I (and most of you) have read the hilarious exchanges on the various forums that allege subtle differences in viewing content on Blu-ray versus standard DVD. These folks should either be rushed to the nearest Lens Crafters for emergency care or be made to realize that they may NOT see a huge difference if they are basing their observations on one of the new crop of $99 BD players connected to a $500 LCD panel with a $14 HDMI cable. All things in balance, folks. On a reference system, or even one a cut or two below in quality, the difference between BD and DVD (audio OR video) is larger than the number of mugs on facebook.
5. “Hold on! Don’t buy anything. 4K is coming”.
We are speaking, of course, of 4,096 lines of vertical resolution (Uber-HD), starting to be touted in a few places. Well, so what. Any content that exists in this format, for now and for the next few years, will likely be prohibitively expensive to get to your living room – never mind the four-times-normal Studio paranoia that will have to be overcome. Unless your screen is larger than any interior wall that I have ever seen, the improvement in image quality per incremental dollar spent is simply a bad bet for now. There is so much high quality 1080 available today, if you wait for 4K, you’ll never catch up!

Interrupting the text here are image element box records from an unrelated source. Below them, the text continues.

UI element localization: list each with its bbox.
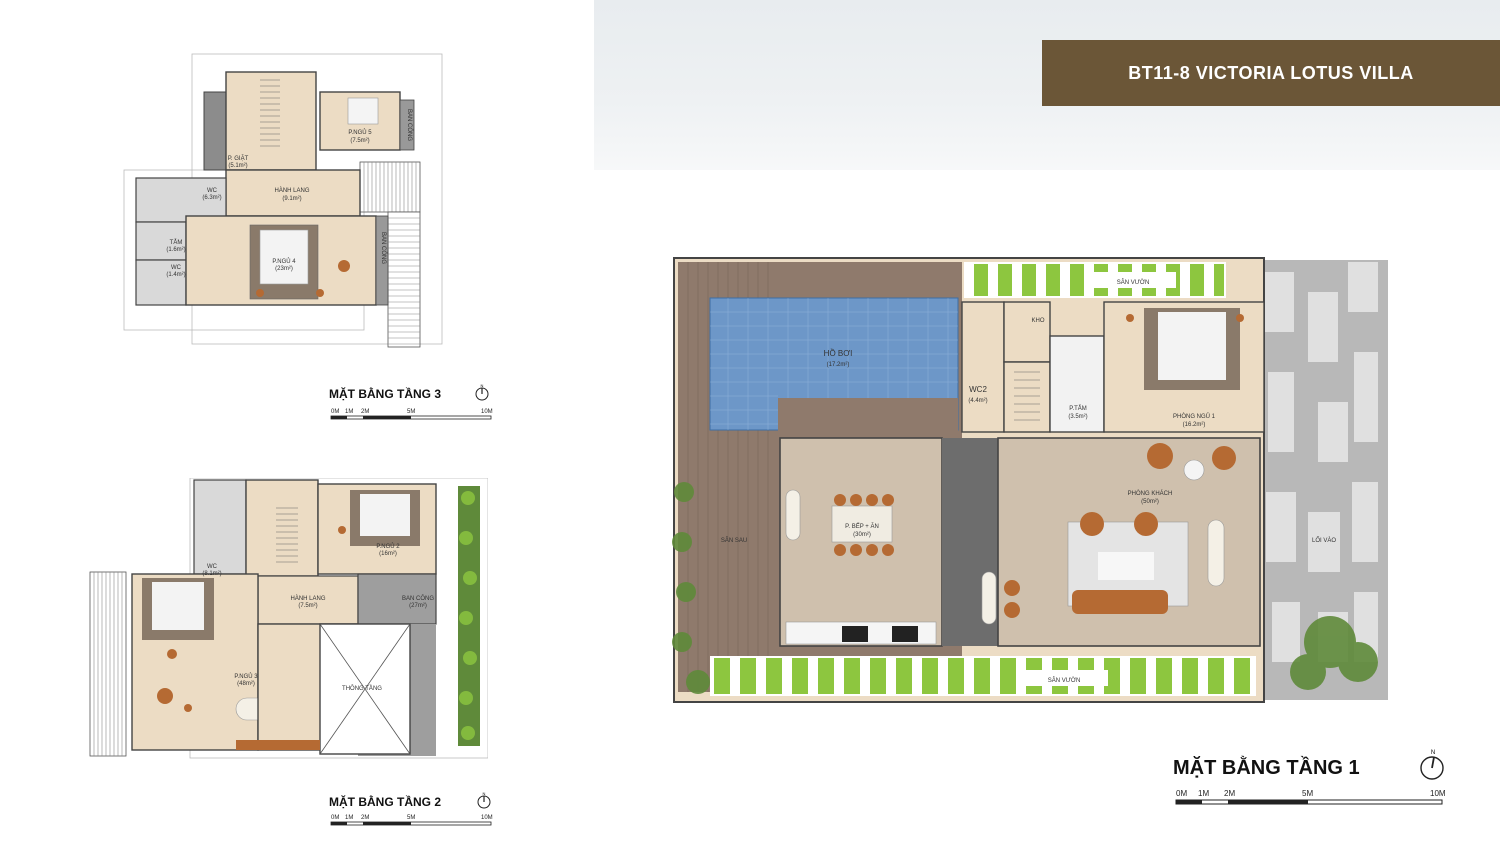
floor2-void-label: THÔNG TẦNG xyxy=(342,685,382,692)
floor1-garden-top-label: SÂN VƯỜN xyxy=(1117,279,1150,286)
floor2-balcony-slats xyxy=(89,571,127,757)
floor1-kitchen-area: (30m²) xyxy=(853,532,871,538)
project-title-banner: BT11-8 VICTORIA LOTUS VILLA xyxy=(1042,40,1500,106)
floor1-bathroom xyxy=(1049,335,1105,433)
floor3-bedroom5-label: P.NGỦ 5 xyxy=(348,129,372,136)
floor1-kitchen-label: P. BẾP + ĂN xyxy=(845,523,879,530)
floor3-balcony-b-label: BAN CÔNG xyxy=(380,232,387,264)
floor2-bedroom2-area: (16m²) xyxy=(379,551,397,557)
floor3-scale-1: 1M xyxy=(345,409,353,415)
floor3-balcony-slats-top xyxy=(359,161,421,213)
floor3-bath-label: TẮM xyxy=(170,238,183,246)
floor3-bath xyxy=(135,221,187,261)
svg-text:N: N xyxy=(483,792,486,796)
floor3-hallway-label: HÀNH LANG xyxy=(274,187,309,194)
floor3-bath-area: (1.6m²) xyxy=(166,247,185,253)
floor1-pool-label: HỒ BƠI xyxy=(824,348,853,358)
floor1-living-area: (50m²) xyxy=(1141,499,1159,505)
floor3-scale-bar: 0M 1M 2M 5M 10M xyxy=(330,409,493,420)
floor1-wc2-label: WC2 xyxy=(969,385,987,394)
floor1-garden-bottom-label: SÂN VƯỜN xyxy=(1048,677,1081,684)
floor2-heading: MẶT BẰNG TẦNG 2 xyxy=(329,795,441,809)
floor3-hallway xyxy=(225,169,361,217)
floor3-bedroom4-area: (23m²) xyxy=(275,266,293,272)
floor2-stairs xyxy=(245,479,319,577)
floor2-balcony-label: BAN CÔNG xyxy=(402,595,434,602)
floor3-laundry-label: P. GIẶT xyxy=(228,155,249,162)
floor1-storage xyxy=(1003,301,1051,363)
svg-text:N: N xyxy=(1431,750,1435,756)
floor3-bedroom4-label: P.NGỦ 4 xyxy=(272,258,296,265)
floor2-wc-label: WC xyxy=(207,564,218,570)
floor3-wc-b xyxy=(135,259,187,306)
floor2-plan: WC (8.1m²) P.NGỦ 2 (16m²) HÀNH LANG (7.5… xyxy=(89,478,488,759)
floor1-stairs xyxy=(1003,361,1051,433)
floor2-balcony xyxy=(357,573,437,625)
floor2-bedroom3-label: P.NGỦ 3 xyxy=(234,673,258,680)
floor3-wc-a-area: (6.3m²) xyxy=(202,195,221,201)
floor2-scale-bar: 0M 1M 2M 5M 10M xyxy=(330,815,493,826)
floor2-scale-10: 10M xyxy=(481,815,493,821)
floor1-back-yard-label: SÂN SAU xyxy=(721,537,747,544)
floor2-wc xyxy=(193,479,247,575)
floor1-wc2 xyxy=(961,301,1005,433)
svg-text:N: N xyxy=(481,384,484,388)
floor2-wc-area: (8.1m²) xyxy=(202,571,221,577)
floor1-pool-area: (17.2m²) xyxy=(827,362,850,368)
floor1-scale-bar: 0M 1M 2M 5M 10M xyxy=(1175,789,1446,805)
floor1-bath-label: P.TẮM xyxy=(1069,404,1087,412)
floor2-hallway-label: HÀNH LANG xyxy=(290,595,325,602)
floor3-plan: P.NGỦ 5 (7.5m²) BAN CÔNG P. GIẶT (5.1m²)… xyxy=(123,53,443,348)
floor1-bedroom1-label: PHÒNG NGỦ 1 xyxy=(1173,413,1216,420)
floor1-scale-10: 10M xyxy=(1430,789,1446,798)
floor3-bedroom5-area: (7.5m²) xyxy=(350,138,369,144)
floor1-heading: MẶT BẰNG TẦNG 1 xyxy=(1173,757,1360,779)
floor3-wc-a xyxy=(135,177,227,223)
floor3-hallway-area: (9.1m²) xyxy=(282,196,301,202)
floor2-scale-1: 1M xyxy=(345,815,353,821)
floor2-bedroom2-label: P.NGỦ 2 xyxy=(376,543,400,550)
floor1-compass-icon: N xyxy=(1420,750,1444,780)
floor1-storage-label: KHO xyxy=(1031,318,1044,324)
floor1-bath-area: (3.5m²) xyxy=(1068,414,1087,420)
floor1-wc2-area: (4.4m²) xyxy=(968,398,987,404)
floor3-wc-b-label: WC xyxy=(171,265,182,271)
floor1-scale-2: 2M xyxy=(1224,789,1235,798)
floor1-entrance-label: LỐI VÀO xyxy=(1312,537,1336,544)
floor1-scale-0: 0M xyxy=(1176,789,1187,798)
floor1-scale-5: 5M xyxy=(1302,789,1313,798)
floor2-balcony-area: (27m²) xyxy=(409,603,427,609)
floor1-bedroom1-area: (16.2m²) xyxy=(1183,422,1206,428)
floor3-scale-5: 5M xyxy=(407,409,415,415)
floor3-laundry-area-label: (5.1m²) xyxy=(228,163,247,169)
floor3-scale-10: 10M xyxy=(481,409,493,415)
floor3-laundry-area xyxy=(203,91,227,171)
floor2-compass-icon: N xyxy=(477,792,491,809)
floor3-scale-0: 0M xyxy=(331,409,339,415)
floor2-scale-2: 2M xyxy=(361,815,369,821)
floor2-bedroom3-area: (48m²) xyxy=(237,681,255,687)
floor2-scale-5: 5M xyxy=(407,815,415,821)
project-title: BT11-8 VICTORIA LOTUS VILLA xyxy=(1128,62,1414,83)
floor3-heading: MẶT BẰNG TẦNG 3 xyxy=(329,387,441,401)
floor3-balcony-a-label: BAN CÔNG xyxy=(406,109,413,141)
floor3-wc-a-label: WC xyxy=(207,188,218,194)
floor3-wc-b-area: (1.4m²) xyxy=(166,272,185,278)
floor1-living-label: PHÒNG KHÁCH xyxy=(1128,490,1173,497)
floor1-plan: SÂN VƯỜN HỒ BƠI (17.2m²) KHO WC2 (4.4m²)… xyxy=(672,257,1388,703)
floor2-scale-0: 0M xyxy=(331,815,339,821)
floor2-hallway-area: (7.5m²) xyxy=(298,603,317,609)
floor1-scale-1: 1M xyxy=(1198,789,1209,798)
floor3-balcony-slats-bottom xyxy=(387,211,421,348)
floor3-scale-2: 2M xyxy=(361,409,369,415)
floor3-compass-icon: N xyxy=(475,384,489,401)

6. Color Space. “We have 130% more colors”
Yeah, I know. I hit this one pretty hard last month, but it remains a huge marketing “distortion”, and therefore deserves another mention under this month’s topic. There is only one correct color space for the vast majority of what we currently watch – High Definition television and Blu-ray movies. It is NOT as wide as it can be. Technically it’s called rec. 709 and it has very specific places for Red, Green and Blue which define the palette upon which everything we watch is drawn. Over-saturation is as offensive to some as bad de-interlacing or blatant motion artifacts. Unless it can be “fixed” with one button on the remote, sets that feature “larger gamut” are worth less than those that don’t.
As long as consumer electronics companies employ marketing departments, we are destined to be bombarded with “questionable” features, specifications and rhetoric. Our only real defense is to read, question and relentlessly seek out the Truth.
Diogenes, where are you when we really need you?